Among some of the other spending commitments announced by Putin were higher support payments for single parents of 5,650 rubles ($73) a month per child, and 6,350 rubles ($83) a month for expectant mothers on low incomes. For comparison, the average monthly salary in Russia was 51,100 rubles ($667) last year.
Away from the economy, Putin issued his strongest call yet to Russians to get vaccinated, amid widespread public skepticism which has seen only 10 million of the country’s 115 million adults have the jab so far.
He outlined new steps Russia would take to tackle climate change, pledging to reduce emissions to below EU levels and telling the country’s largest cities they need to cut emissions by at least 20%. The speech was also littered with promises to improve Russia’s infrastructure — from tourist resorts to motorways — and commitments to tap into Russia’s $180 billion sovereign wealth fund to pay for the revamps.
Despite the address coming amid huge international tensions between Russia and the West over a host of issues — and concerns Putin could use the speech to signal a dramatic escalation on any number of them — it signalled a clear focus on domestic priorities, in line with what Russians wanted to hear.

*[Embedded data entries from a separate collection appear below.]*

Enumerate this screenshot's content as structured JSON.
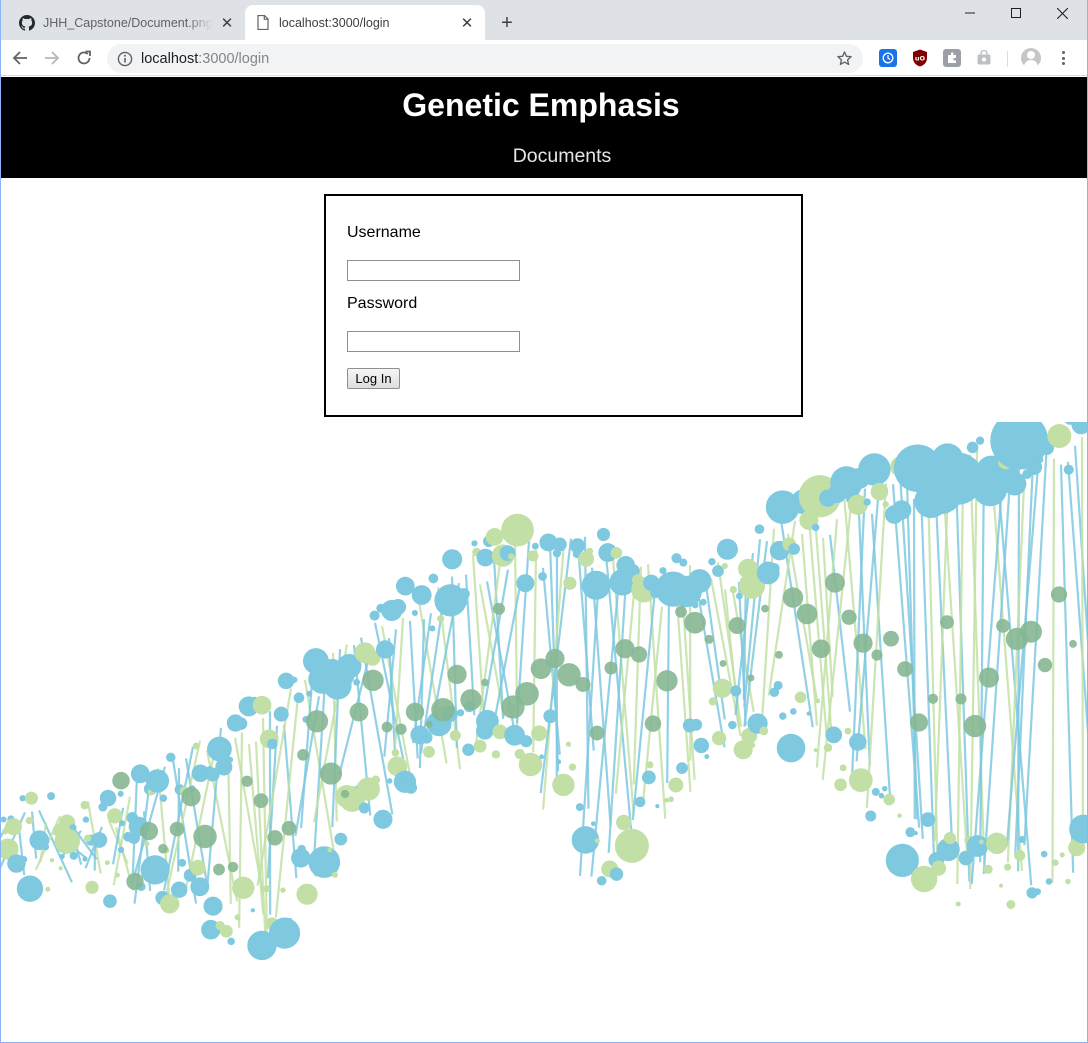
{
  "browser": {
    "tabs": [
      {
        "title": "JHH_Capstone/Document.png at",
        "favicon": "github-icon",
        "active": false
      },
      {
        "title": "localhost:3000/login",
        "favicon": "page-icon",
        "active": true
      }
    ],
    "address": {
      "host": "localhost",
      "path": ":3000/login"
    },
    "window_controls": [
      "minimize-icon",
      "maximize-icon",
      "close-icon"
    ],
    "extensions": [
      {
        "name": "clock-extension-icon",
        "color": "#1a73e8"
      },
      {
        "name": "ublock-extension-icon",
        "color": "#800000"
      },
      {
        "name": "puzzle-extension-icon",
        "color": "#9aa0a6"
      },
      {
        "name": "bag-extension-icon",
        "color": "#bdc1c6"
      }
    ]
  },
  "site": {
    "title": "Genetic Emphasis",
    "nav": "Documents",
    "header_bg": "#000000"
  },
  "login": {
    "username_label": "Username",
    "username_value": "",
    "password_label": "Password",
    "password_value": "",
    "submit_label": "Log In"
  },
  "illustration": {
    "name": "dna-helix-graphic",
    "colors": {
      "blue": "#7ec8e0",
      "green": "#c2e0a6",
      "overlap": "#86b793"
    }
  }
}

Ahead of the speech, a survey by the state-run VTsIOM polling organization found just 4% of Russians thought Putin should use the opportunity to focus more on foreign policy than domestic issues.
The president spoke after the coronavirus pandemic triggered another drop in living standards, which were already a pressing concern. Real disposable incomes have now fallen by 11% since 2013 — pushed down first by the 2014-16 economic crisis and then Kremlin policies which have prioritized macroeconomic stability and fiscal prudence over growth.
Analysts saw little signs of a comprehensive overhaul of that underlying approach in the speech.
“In general, it looks like a more detailed elaboration of the same agenda that’s been in place over recent years — just adjusted for the consequences of the pandemic through support for families with children, and some new challenges such as climate,” said Alfa Bank chief economist Natalia Orlova.
Some were more dismissive.
“Economic growth can be fueled only through an upsurge in consumer demand,” added Inozemtsev. “And Putin once again is trying to manage that through huge infrastructure investments. I don't think it will work.”